Réaction à l’émission de Radio Aligre sur le droit du travail

dimanche 28 décembre 2014
par  Yves Montenay

Suite à la publication de l’émission de Radio Aligre sur le droit du travail, Yves Montenay qui fut responsable de plusieurs PME nous envoie la réaction ci-dessous qui prête évidemment à débat.


***


Tout d’abord je me présente : j’ai passé 27 ans dans diverses entreprises, dans des postes extrêmement variés dont celui de DRH. J’ai toujours été soit le propriétaire, soit proche du propriétaire de l’entreprise. Il s’agissait de TPE ou de PME, et même dans la plus grande d’entre elles, c’était en pratique une fédération d’entreprises autonomes, la DRH n’ayant qu’une fonction d’information et de dialogue.

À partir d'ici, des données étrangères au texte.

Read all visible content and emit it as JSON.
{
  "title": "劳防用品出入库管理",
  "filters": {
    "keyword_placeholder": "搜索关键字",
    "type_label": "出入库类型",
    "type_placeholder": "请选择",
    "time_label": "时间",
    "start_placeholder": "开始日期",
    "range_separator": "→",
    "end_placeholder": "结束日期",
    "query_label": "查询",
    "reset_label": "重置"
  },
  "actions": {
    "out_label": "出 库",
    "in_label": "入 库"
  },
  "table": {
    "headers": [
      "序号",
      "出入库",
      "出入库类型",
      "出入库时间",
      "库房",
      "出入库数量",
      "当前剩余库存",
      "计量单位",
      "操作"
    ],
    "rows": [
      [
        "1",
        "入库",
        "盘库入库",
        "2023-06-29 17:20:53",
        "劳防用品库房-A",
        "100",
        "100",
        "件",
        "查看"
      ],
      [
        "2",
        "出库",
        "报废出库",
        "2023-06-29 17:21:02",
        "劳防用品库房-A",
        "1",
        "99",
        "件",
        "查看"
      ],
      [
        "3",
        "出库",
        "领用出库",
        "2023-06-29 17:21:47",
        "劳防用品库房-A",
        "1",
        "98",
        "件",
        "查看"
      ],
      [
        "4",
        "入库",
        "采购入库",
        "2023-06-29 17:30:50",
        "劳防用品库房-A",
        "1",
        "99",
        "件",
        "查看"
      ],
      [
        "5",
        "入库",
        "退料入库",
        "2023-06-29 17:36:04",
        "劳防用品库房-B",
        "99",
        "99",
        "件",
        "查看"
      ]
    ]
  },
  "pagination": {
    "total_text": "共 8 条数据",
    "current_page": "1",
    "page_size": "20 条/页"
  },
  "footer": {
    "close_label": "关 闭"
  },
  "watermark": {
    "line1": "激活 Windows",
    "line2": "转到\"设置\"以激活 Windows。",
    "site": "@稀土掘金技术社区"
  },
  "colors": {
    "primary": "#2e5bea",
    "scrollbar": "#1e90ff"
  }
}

J’interviens après cette émission pour deux raisons :

- d’abord parce que je trouve sympathique l’objet de « l’association pour une constituante » et notamment sa remarque « trouvez-vous que les élus (et je rajouterais les « décideurs en général ») sont réellement représentatifs des citoyens ? »

- ensuite parce que le droit du travail concerne autant les entreprises que les salariés.

D’abord un rappel de mon expérience :

J’ai toujours veillé à ce qu’il y ait des élus du personnel, car je pense que c’est utile à tout le monde : tant les salariés que leurs dirigeants sont obligés de sortir d’une sorte de vase clos où l’on finit par perdre le sens des réalités. L’absence de dialogue est fatale à de nombreuses entreprises, soit parce que leurs dirigeants ne sont pas au courant des problèmes de leur personnel, soit parce que des salariés coulent l’entreprise par ignorance de ses problèmes. C’est en gros lié à la taille de l’entreprise : jusque vers une douzaine de personnes, tout le monde se parle tous les jours et le dialogue se fait informellement.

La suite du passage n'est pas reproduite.